Nicholas Carlini, Research Scientist at Anthropic, described what sets Mythos apart from every prior AI vulnerability research system as the ability to chain vulnerabilities together - three, four, sometimes five in sequence - to achieve outcomes that no individual finding would produce in isolation.

That framing is the precise description of what the 12-step chain documented above required: each step building on the context of every previous step, the WebSocket origin validation vulnerability only reachable because the agents had already identified the secondary API host, and that host only identified because the authenticated application surface had been mapped in full after the swarm created and authenticated its own identity. Remove any single step and the chain does not exist.

Carlini was describing Mythos. The engagement above was Aether AI running Opus alongside Hades 1.0, our own fine-tuned attack model, with a proprietary harness and a decade of adversarial training data, against a real production target over 87 continuous hours.

The capability Anthropic is treating as a frontier research breakthrough is already operational, already being applied to real infrastructure under authorised conditions, and already producing chains that extend well beyond the three-to-five steps Carlini described as remarkable.

The question that follows from that is not whether your organisation will eventually face this capability - it is whether you have ever tested against it yourself first.

What the attack graph actually looks like

The 12-step chain shown below represents the critical path.

The attack graph that produced it represents something larger: hundreds of branches explored simultaneously, thousands of individual actions taken, the vast majority of which led nowhere.

The visual structure of a real engagement run by a swarm of agents is not a linear sequence but a dense network of parallel exploration threads, most of which terminate in dead ends, and a small number of which converge on the path that matters.

What distinguishes a capable AI attack system from a capable human tester is not that it finds the chain faster - it is that it explores the full width of the graph without losing any of the context accumulated in any individual branch, which is what allows it to recognise when two apparently unconnected observations in two different threads are actually the same chain.

What this means for how you assess risk

A penetration testing report that presents findings sorted by CVSS severity and groups remediations by category is answering a different question than the one a CISO actually needs answered.

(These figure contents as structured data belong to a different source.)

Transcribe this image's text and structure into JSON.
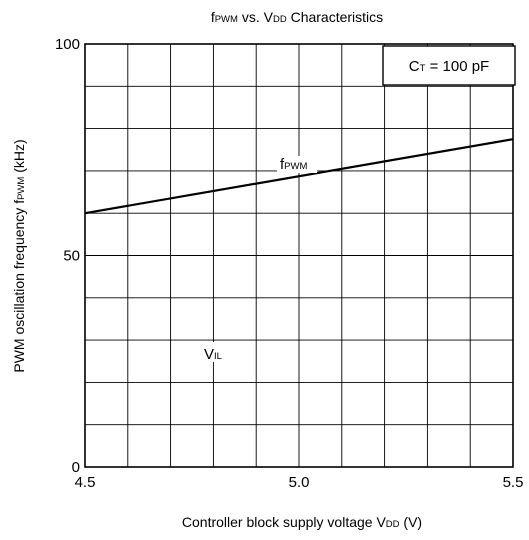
{
  "chart_data": {
    "type": "line",
    "title": {
      "main": "f",
      "sub": "PWM",
      "rest": " vs. V",
      "sub2": "DD",
      "tail": " Characteristics"
    },
    "xlabel": {
      "main": "Controller block supply voltage V",
      "sub": "DD",
      "tail": " (V)"
    },
    "ylabel": {
      "main": "PWM oscillation frequency f",
      "sub": "PWM",
      "tail": " (kHz)"
    },
    "xlim": [
      4.5,
      5.5
    ],
    "ylim": [
      0,
      100
    ],
    "x_ticks": [
      4.5,
      5.0,
      5.5
    ],
    "x_tick_labels": [
      "4.5",
      "5.0",
      "5.5"
    ],
    "y_ticks": [
      0,
      50,
      100
    ],
    "y_tick_labels": [
      "0",
      "50",
      "100"
    ],
    "grid": true,
    "x_grid_step": 0.1,
    "y_grid_step": 10,
    "series": [
      {
        "name": {
          "main": "f",
          "sub": "PWM"
        },
        "x": [
          4.5,
          5.5
        ],
        "y": [
          60,
          77.5
        ],
        "color": "#000000"
      }
    ],
    "annotations": [
      {
        "id": "ct",
        "main": "C",
        "sub": "T",
        "tail": " = 100 pF",
        "boxed": true
      },
      {
        "id": "vil",
        "main": "V",
        "sub": "IL",
        "x": 4.78,
        "y": 25
      }
    ]
  }
}
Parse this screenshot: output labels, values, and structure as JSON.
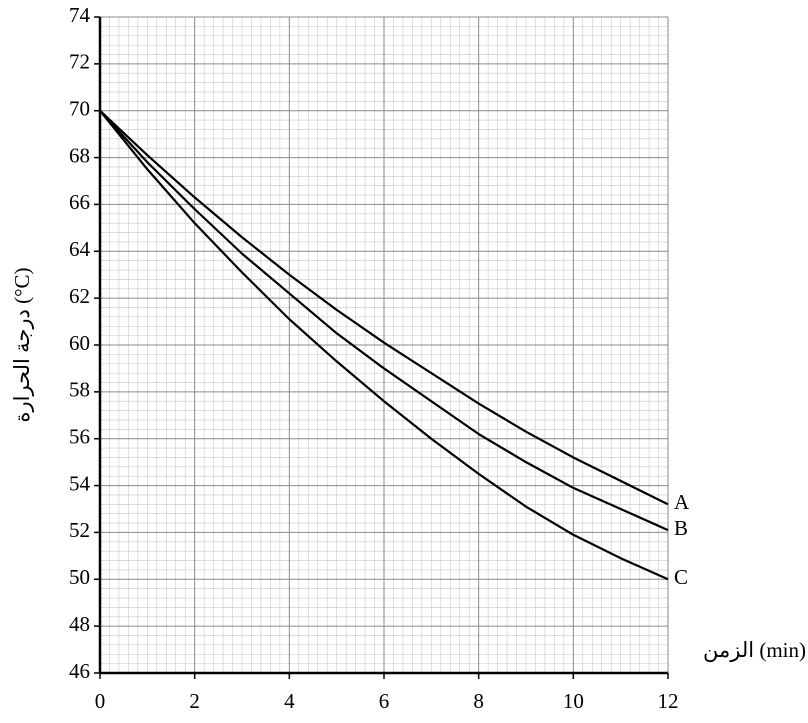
{
  "chart_data": {
    "type": "line",
    "x_label": "الزمن (min)",
    "y_label": "درجة الحرارة (°C)",
    "x": [
      0,
      1,
      2,
      3,
      4,
      5,
      6,
      7,
      8,
      9,
      10,
      11,
      12
    ],
    "series": [
      {
        "name": "A",
        "color": "#000000",
        "values": [
          70,
          68.1,
          66.3,
          64.6,
          63.0,
          61.5,
          60.1,
          58.8,
          57.5,
          56.3,
          55.2,
          54.2,
          53.2
        ]
      },
      {
        "name": "B",
        "color": "#000000",
        "values": [
          70,
          67.8,
          65.8,
          63.9,
          62.2,
          60.5,
          59.0,
          57.6,
          56.2,
          55.0,
          53.9,
          53.0,
          52.1
        ]
      },
      {
        "name": "C",
        "color": "#000000",
        "values": [
          70,
          67.5,
          65.2,
          63.1,
          61.1,
          59.3,
          57.6,
          56.0,
          54.5,
          53.1,
          51.9,
          50.9,
          50.0
        ]
      }
    ],
    "xlim": [
      0,
      12
    ],
    "xticks": [
      0,
      2,
      4,
      6,
      8,
      10,
      12
    ],
    "ylim": [
      46,
      74
    ],
    "yticks": [
      46,
      48,
      50,
      52,
      54,
      56,
      58,
      60,
      62,
      64,
      66,
      68,
      70,
      72,
      74
    ],
    "grid": true
  }
}
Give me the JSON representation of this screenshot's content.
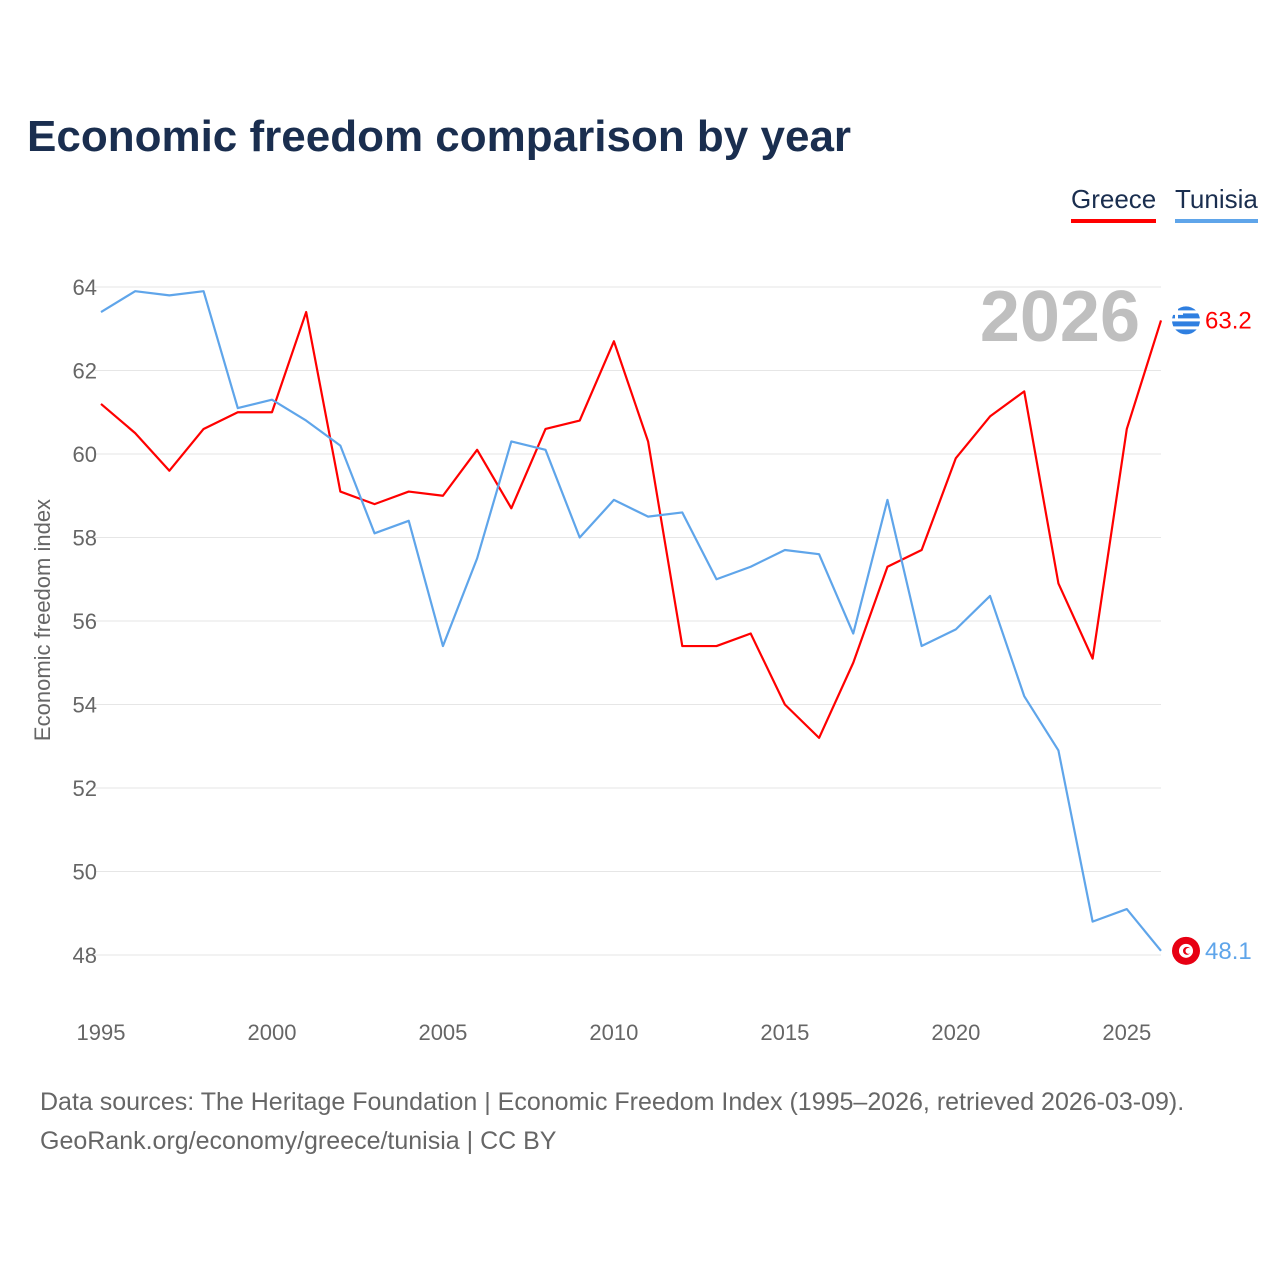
{
  "chart_data": {
    "type": "line",
    "title": "Economic freedom comparison by year",
    "xlabel": "",
    "ylabel": "Economic freedom index",
    "x": [
      1995,
      1996,
      1997,
      1998,
      1999,
      2000,
      2001,
      2002,
      2003,
      2004,
      2005,
      2006,
      2007,
      2008,
      2009,
      2010,
      2011,
      2012,
      2013,
      2014,
      2015,
      2016,
      2017,
      2018,
      2019,
      2020,
      2021,
      2022,
      2023,
      2024,
      2025,
      2026
    ],
    "xlim": [
      1995,
      2026
    ],
    "ylim": [
      47,
      64.5
    ],
    "xticks": [
      1995,
      2000,
      2005,
      2010,
      2015,
      2020,
      2025
    ],
    "yticks": [
      48,
      50,
      52,
      54,
      56,
      58,
      60,
      62,
      64
    ],
    "grid": true,
    "legend": "top-right",
    "year_label": "2026",
    "series": [
      {
        "name": "Greece",
        "color": "#ff0000",
        "end_label": "63.2",
        "flag": "greece",
        "values": [
          61.2,
          60.5,
          59.6,
          60.6,
          61.0,
          61.0,
          63.4,
          59.1,
          58.8,
          59.1,
          59.0,
          60.1,
          58.7,
          60.6,
          60.8,
          62.7,
          60.3,
          55.4,
          55.4,
          55.7,
          54.0,
          53.2,
          55.0,
          57.3,
          57.7,
          59.9,
          60.9,
          61.5,
          56.9,
          55.1,
          60.6,
          63.2
        ]
      },
      {
        "name": "Tunisia",
        "color": "#5fa5ea",
        "end_label": "48.1",
        "flag": "tunisia",
        "values": [
          63.4,
          63.9,
          63.8,
          63.9,
          61.1,
          61.3,
          60.8,
          60.2,
          58.1,
          58.4,
          55.4,
          57.5,
          60.3,
          60.1,
          58.0,
          58.9,
          58.5,
          58.6,
          57.0,
          57.3,
          57.7,
          57.6,
          55.7,
          58.9,
          55.4,
          55.8,
          56.6,
          54.2,
          52.9,
          48.8,
          49.1,
          48.1
        ]
      }
    ]
  },
  "footer": {
    "line1": "Data sources: The Heritage Foundation | Economic Freedom Index (1995–2026, retrieved 2026-03-09).",
    "line2": "GeoRank.org/economy/greece/tunisia | CC BY"
  }
}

The question a severity-sorted report answers is: which individual vulnerabilities are most severe in isolation?

The question that matters is, which combination of findings in this environment produces the most consequential outcome for an adversary who is willing to spend 87 hours finding it?

Those are not the same question, they do not have the same answer, and the gap between them is where organisations that have received clean-enough reports still get compromised - because the chain that produced the compromise does not appear as a chain in any report that presents findings as individual items.

Aether AI's swarm produces both: a complete inventory of individual findings with severity scores, reproduction steps, and remediation guidance, and a chain analysis that maps which findings connect, what the combined exploitation path looks like, and what an adversary with 87 continuous hours and full cross-engagement memory would actually build from the material your environment provides.

The difference between those two outputs is the difference between knowing you have vulnerabilities and understanding what an adversary does with them.